In writing this work, the author easily realized that treated as an isolated subject it would be worthless. It is, therefore, dealt with as a part of European history, that phase commonly characterized as commercial expansion. He, therefore, in accounting for the Danish interest in colonization and in estimating the part that nation actually played, finds that the experiences of the Danes were fairly typical of those of the Dutch, the French, the English and the Spanish. The narrative then is a succession of accounts of speculation, competition, prosperity and depression. There are sketches of adventurers, buccaneers and pirates all brought forward in such a way as to tell their own story.

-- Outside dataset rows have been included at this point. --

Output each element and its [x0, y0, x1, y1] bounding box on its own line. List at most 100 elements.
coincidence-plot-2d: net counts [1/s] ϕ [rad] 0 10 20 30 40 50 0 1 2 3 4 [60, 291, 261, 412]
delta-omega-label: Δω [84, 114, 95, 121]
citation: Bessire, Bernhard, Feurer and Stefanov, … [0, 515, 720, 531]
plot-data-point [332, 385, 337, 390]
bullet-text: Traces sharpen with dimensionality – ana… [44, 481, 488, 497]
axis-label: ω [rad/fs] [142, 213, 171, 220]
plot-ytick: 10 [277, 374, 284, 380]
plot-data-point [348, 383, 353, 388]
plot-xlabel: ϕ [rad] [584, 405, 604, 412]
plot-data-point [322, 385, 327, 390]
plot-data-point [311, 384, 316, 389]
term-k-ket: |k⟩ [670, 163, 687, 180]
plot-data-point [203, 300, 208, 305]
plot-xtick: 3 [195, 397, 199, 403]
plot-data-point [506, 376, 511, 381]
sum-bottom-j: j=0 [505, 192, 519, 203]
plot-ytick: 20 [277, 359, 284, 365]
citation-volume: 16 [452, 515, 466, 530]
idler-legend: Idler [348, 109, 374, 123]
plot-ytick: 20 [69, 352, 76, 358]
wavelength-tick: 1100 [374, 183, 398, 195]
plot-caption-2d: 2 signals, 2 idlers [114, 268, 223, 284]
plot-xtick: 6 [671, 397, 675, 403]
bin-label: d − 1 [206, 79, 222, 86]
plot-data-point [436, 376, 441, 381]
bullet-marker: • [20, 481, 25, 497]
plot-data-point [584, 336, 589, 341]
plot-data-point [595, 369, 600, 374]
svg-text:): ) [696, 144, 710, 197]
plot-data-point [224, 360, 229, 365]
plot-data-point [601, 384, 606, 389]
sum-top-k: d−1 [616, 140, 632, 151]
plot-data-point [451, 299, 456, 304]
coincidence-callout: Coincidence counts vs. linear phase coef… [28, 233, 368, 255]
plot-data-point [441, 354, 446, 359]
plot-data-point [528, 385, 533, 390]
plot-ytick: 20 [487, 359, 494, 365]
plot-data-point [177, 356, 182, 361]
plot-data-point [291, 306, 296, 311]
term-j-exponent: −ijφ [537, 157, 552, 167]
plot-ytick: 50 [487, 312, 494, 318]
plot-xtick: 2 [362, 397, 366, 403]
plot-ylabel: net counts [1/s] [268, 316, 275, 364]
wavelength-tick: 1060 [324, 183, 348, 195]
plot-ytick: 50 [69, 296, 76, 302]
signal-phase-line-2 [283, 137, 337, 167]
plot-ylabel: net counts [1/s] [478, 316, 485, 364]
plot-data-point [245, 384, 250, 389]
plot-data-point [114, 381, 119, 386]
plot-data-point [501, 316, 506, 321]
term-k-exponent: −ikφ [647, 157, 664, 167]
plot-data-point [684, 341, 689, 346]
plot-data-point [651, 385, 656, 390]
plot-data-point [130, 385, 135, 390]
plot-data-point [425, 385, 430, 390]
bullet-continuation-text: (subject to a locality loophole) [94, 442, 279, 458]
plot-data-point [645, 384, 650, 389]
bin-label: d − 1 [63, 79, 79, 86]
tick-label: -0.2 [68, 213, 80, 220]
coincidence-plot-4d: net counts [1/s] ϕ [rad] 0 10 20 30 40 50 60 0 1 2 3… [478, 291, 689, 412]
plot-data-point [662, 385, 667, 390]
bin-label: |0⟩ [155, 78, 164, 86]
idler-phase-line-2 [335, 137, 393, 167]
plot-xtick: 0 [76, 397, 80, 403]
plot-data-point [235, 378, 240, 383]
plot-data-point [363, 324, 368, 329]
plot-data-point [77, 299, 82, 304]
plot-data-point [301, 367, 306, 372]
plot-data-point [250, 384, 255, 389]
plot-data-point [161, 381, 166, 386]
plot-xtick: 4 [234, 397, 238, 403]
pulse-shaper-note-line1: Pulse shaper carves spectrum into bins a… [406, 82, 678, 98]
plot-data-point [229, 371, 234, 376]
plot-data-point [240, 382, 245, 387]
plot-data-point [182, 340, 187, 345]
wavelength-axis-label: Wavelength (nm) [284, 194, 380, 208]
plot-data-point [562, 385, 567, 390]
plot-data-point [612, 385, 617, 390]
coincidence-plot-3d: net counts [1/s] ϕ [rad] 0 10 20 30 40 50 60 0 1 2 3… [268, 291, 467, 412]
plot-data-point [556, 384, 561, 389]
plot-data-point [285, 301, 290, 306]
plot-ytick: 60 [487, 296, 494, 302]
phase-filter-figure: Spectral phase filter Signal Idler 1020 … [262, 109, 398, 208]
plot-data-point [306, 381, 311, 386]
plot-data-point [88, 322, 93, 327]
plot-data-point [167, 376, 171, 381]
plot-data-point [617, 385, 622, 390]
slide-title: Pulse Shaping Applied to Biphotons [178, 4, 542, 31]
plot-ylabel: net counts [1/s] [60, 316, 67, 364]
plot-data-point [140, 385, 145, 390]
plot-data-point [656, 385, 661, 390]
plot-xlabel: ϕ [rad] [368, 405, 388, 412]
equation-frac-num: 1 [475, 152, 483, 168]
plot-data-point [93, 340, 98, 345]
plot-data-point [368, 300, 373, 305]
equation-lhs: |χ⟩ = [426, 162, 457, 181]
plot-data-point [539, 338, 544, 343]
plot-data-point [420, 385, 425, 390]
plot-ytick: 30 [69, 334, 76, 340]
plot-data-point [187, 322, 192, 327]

The author directs attention to the West Indies as the great theater in which was played the drama of history in the New World during the seventeenth and eighteenth centuries. Sugar is presented as king. The author is chiefly concerned with the crucial test to which the company was subjected, the establishment of the Brandenburgers at St. Thomas, the leasing of Guinea and St. Thomas, the governorship of John Lorentz, the plantation colonies of St. Thomas and St. John, the introduction of slavery, the slave trade, the relations of the planter and the company, the acquisition of St. Croix, and the career of the company under a new charter. In the appendix there is such valuable information as the list of governors in the West Indies and the Guinea, the directors and board of shareholders in Copenhagen, the first charter of the Danish West India and Guinea Company, the charter of 1697, important letters of officials and the report of the board of police and trade to King Frederick IV in 1716. One finds also the list of slave cargoes arriving in the Danish West Indies, the list of prices on St. Thomas from 1687 to 1751, West Indian sugar exported from Copenhagen, the company's receipts and debts at St. John and St. Croix, the capital invested in St. Thomas in 1747, the company's business in cotton, returns on the company's capital, and other statistics.

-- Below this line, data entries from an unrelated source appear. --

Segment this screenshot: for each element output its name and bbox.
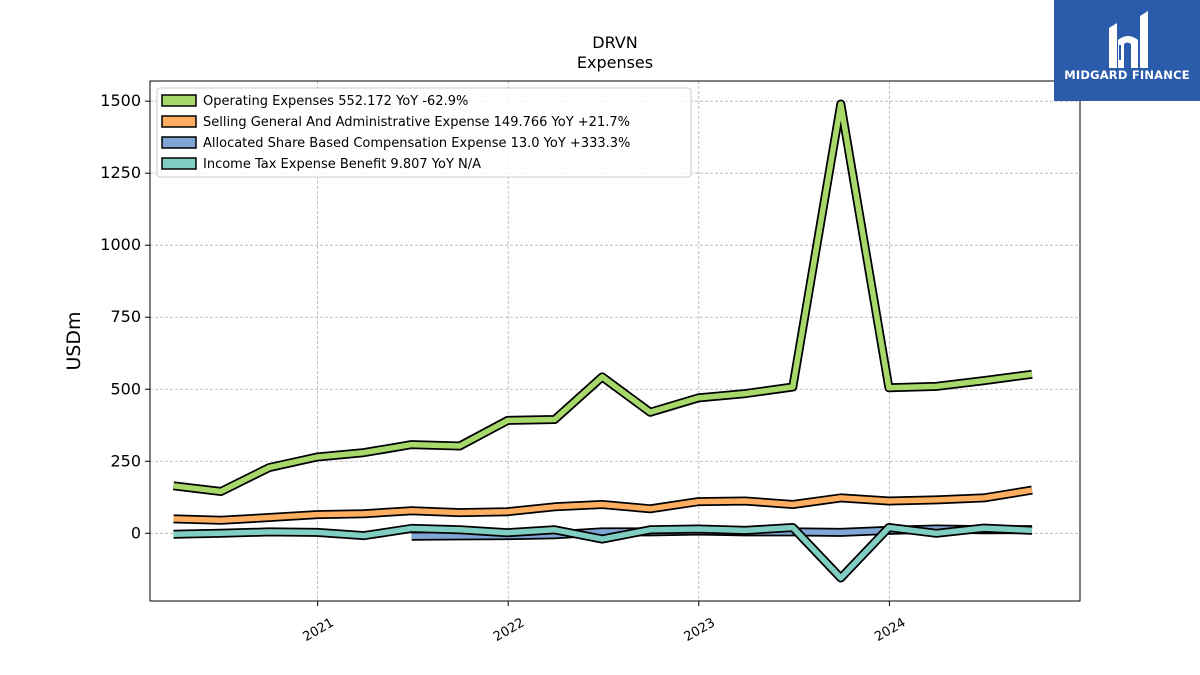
series-lines bbox=[172, 99, 1033, 583]
legend-swatch bbox=[161, 94, 197, 107]
x-tick-label: 2022 bbox=[491, 615, 527, 645]
y-axis-label: USDm bbox=[63, 311, 85, 370]
x-tick-label: 2024 bbox=[872, 615, 908, 645]
legend-swatch bbox=[161, 157, 197, 170]
legend: Operating Expenses 552.172 YoY -62.9% Sel… bbox=[156, 87, 692, 178]
y-tick-label: 250 bbox=[110, 451, 141, 470]
series-outline bbox=[173, 523, 1033, 583]
y-tick-label: 750 bbox=[110, 307, 141, 326]
x-tick-label: 2021 bbox=[300, 615, 336, 645]
plot-frame bbox=[149, 80, 1081, 602]
legend-box bbox=[156, 87, 692, 178]
y-tick-label: 1500 bbox=[100, 91, 141, 110]
series-line bbox=[173, 487, 1033, 524]
x-axis: 2021 2022 2023 2024 bbox=[300, 601, 908, 645]
legend-entry: Operating Expenses 552.172 YoY -62.9% bbox=[203, 94, 468, 109]
legend-entry: Selling General And Administrative Expen… bbox=[203, 115, 630, 130]
series-line bbox=[173, 101, 1033, 495]
logo-mark-icon bbox=[1109, 11, 1148, 68]
y-tick-label: 1000 bbox=[100, 235, 141, 254]
y-tick-label: 500 bbox=[110, 379, 141, 398]
chart-title: DRVN bbox=[592, 33, 637, 52]
legend-swatch bbox=[161, 136, 197, 149]
midgard-finance-logo: MIDGARD FINANCE bbox=[1054, 0, 1200, 101]
legend-entry: Income Tax Expense Benefit 9.807 YoY N/A bbox=[203, 157, 481, 172]
logo-text: MIDGARD FINANCE bbox=[1064, 68, 1190, 82]
chart-subtitle: Expenses bbox=[577, 53, 653, 72]
legend-entry: Allocated Share Based Compensation Expen… bbox=[203, 136, 630, 151]
y-tick-label: 0 bbox=[131, 523, 141, 542]
series-line bbox=[173, 524, 1033, 581]
y-axis: 0 250 500 750 1000 1250 1500 bbox=[100, 91, 150, 542]
legend-swatch bbox=[161, 115, 197, 128]
x-tick-label: 2023 bbox=[682, 615, 718, 645]
y-tick-label: 1250 bbox=[100, 163, 141, 182]
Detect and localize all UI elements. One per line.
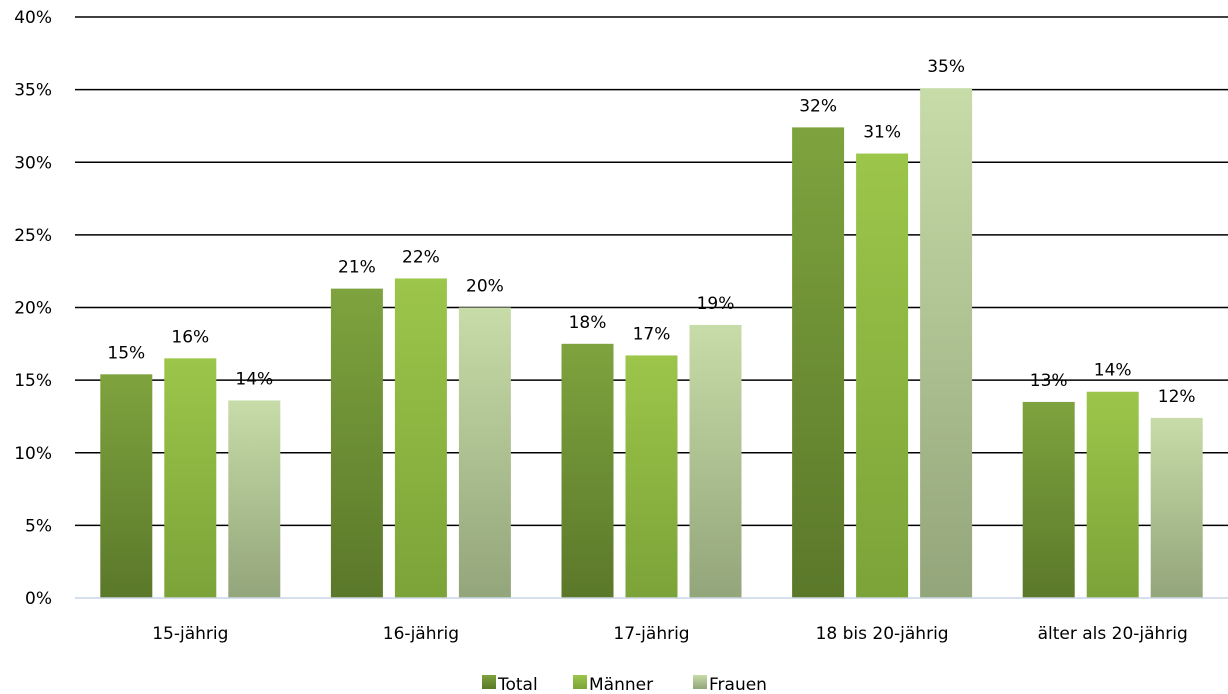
y-tick-label: 35% [14, 81, 52, 101]
y-tick-label: 10% [14, 444, 52, 464]
legend-label: Frauen [709, 675, 767, 694]
bar-total [561, 343, 614, 598]
x-category-label: 17-jährig [613, 624, 689, 644]
data-label: 15% [107, 343, 145, 363]
y-tick-label: 0% [25, 589, 52, 609]
y-tick-label: 25% [14, 226, 52, 246]
data-label: 35% [927, 57, 965, 77]
legend: Total Männer Frauen [482, 675, 767, 694]
data-label: 16% [171, 327, 209, 347]
data-label: 14% [235, 369, 273, 389]
data-label: 17% [633, 324, 671, 344]
legend-swatch-männer [573, 675, 587, 689]
data-label: 19% [697, 294, 735, 314]
data-label: 18% [569, 313, 607, 333]
bar-frauen [228, 400, 281, 598]
x-axis: 15-jährig 16-jährig 17-jährig 18 bis 20-jäh… [75, 597, 1228, 644]
legend-swatch-frauen [693, 675, 707, 689]
bar-männer [394, 278, 447, 598]
data-label: 20% [466, 277, 504, 297]
x-category-label: 15-jährig [152, 624, 228, 644]
bar-männer [1086, 391, 1139, 598]
y-tick-label: 15% [14, 371, 52, 391]
bar-männer [164, 358, 217, 598]
data-label: 22% [402, 247, 440, 267]
data-label: 12% [1158, 387, 1196, 407]
y-tick-label: 30% [14, 153, 52, 173]
legend-label: Total [497, 675, 538, 694]
data-label: 21% [338, 258, 376, 278]
x-category-label: 18 bis 20-jährig [816, 624, 949, 644]
bar-frauen [920, 88, 973, 599]
data-label: 31% [863, 123, 901, 143]
bar-frauen [458, 307, 511, 598]
y-tick-label: 40% [14, 8, 52, 28]
bar-männer [856, 153, 909, 598]
bar-männer [625, 355, 678, 598]
data-label: 13% [1030, 371, 1068, 391]
legend-swatch-total [482, 675, 496, 689]
data-label: 32% [799, 96, 837, 116]
bar-frauen [689, 324, 742, 598]
y-tick-label: 20% [14, 299, 52, 319]
legend-label: Männer [589, 675, 653, 694]
y-axis-ticks: 0% 5% 10% 15% 20% 25% 30% 35% 40% [14, 8, 52, 609]
bar-total [100, 374, 153, 598]
bars [100, 88, 1203, 599]
bar-total [792, 127, 845, 598]
data-label: 14% [1094, 361, 1132, 381]
bar-frauen [1150, 417, 1203, 598]
x-category-label: älter als 20-jährig [1038, 624, 1188, 644]
bar-total [330, 288, 383, 598]
x-category-label: 16-jährig [383, 624, 459, 644]
data-labels: 15% 16% 14% 21% 22% 20% 18% 17% 19% 32% 31% 35% 13% 1… [107, 57, 1195, 407]
y-tick-label: 5% [25, 516, 52, 536]
bar-total [1022, 401, 1075, 598]
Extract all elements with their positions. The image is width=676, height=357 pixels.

The supplementary chapter is an effort to connect as far as possible the sketch set forth in the preceding part of the book with the events leading up to the recent purchase of the group by the United States. The work throughout necessarily deals with the contact of the Negro with the European, as the African slaves constituted the class of population to be exploited and, of course, were the factor essential to the rise and growth of the company.
A. H. Clemmons.
The Taxation of Negroes in Virginia. By Topton Ray Snavely, Phelps-Stokes Fellow at the University of Virginia, 1915-1917. Publication of the University of Virginia Phelps-Stokes Papers. Pp. 97.
This work is the result of the establishment at the University of Virginia of a fellowship through a gift from the trustees of the Phelps-Stokes Fund. The holder of this fellowship must "stimulate and conduct investigations and encourage a wider general interest among students concerning the character, condition and possibilities of the Negroes in the Southern States." Carrying out this plan the incumbents have organized classes for study and conducted special investigations, assigning related topics for study, bringing the results before classes for discussion and sometimes securing distinguished men for lectures in this field.
In this dissertation the author has undertaken something new. No one had so far treated the taxation of the Negroes in any State. As taxation is an important concern of the commonwealth, it was believed that the way in which the State determined how this burden should fall on the Negro race would do much in bringing out an understanding as to the attitude of the whites to the blacks. The author claims to have adhered strictly to the facts to give an unbiased interpretation of this phase of history. The work is well done in parts. It should have been amplified. The most valuable part of it is that which treats of the problem of taxation since the Civil War. In treating the antebellum period, the author shows a lack of breadth in that he does not connect the question of the taxation of Negroes with the struggle between Eastern and Western Virginia, which finally resulted in the disruption of the State. He does not show that the West wanted the increase in taxes, necessitated by the construction of internal improvements, obtained from a tax on slaves, as the mountaineers did not have many, while the East was anxious to tax more heavily cattle and the like which flourished beyond the Alleghanies.
During the colonial period and, at times, after the Revolution, Negroes paid a capitation tax. It is remarkable that the State of Virginia in 1814 collected $8,322 from 5,547 free Negroes. The same class of Negroes paid $11,554 in 1863 at the rate of $2 a head. Provision was made for the capitation tax in the Constitution of 1867-68. In 1870 the prepayment was required of voters but because of corruption at the ballot box it was repealed. Delinquency followed and to counteract this the tax was made a lien on real estate. The Constitution of 1901-02 made the poll-tax a political measure in providing that the payment of it six months in advance of election day should be a prerequisite for voting with a registration clause as another requirement. These provisions, it seems, have not been enforced and for that reason many Negroes are returned as delinquent. In 1914 the whites showed a delinquency of thirty per cent, and the Negroes sixty per cent.
Taking up real estate, which is the principal source of all taxes paid by Negroes, the author confines himself to the period since the War. The Negroes of Virginia had $12,464,377 subject to taxation in 1900 and $28,775,199 in 1914. The tax levy in 1910 was $48,173 and $93,245 in 1914, having almost doubled during the intervening years. The delinquency in real estate taxes too is much less than that in the case of capitation taxes.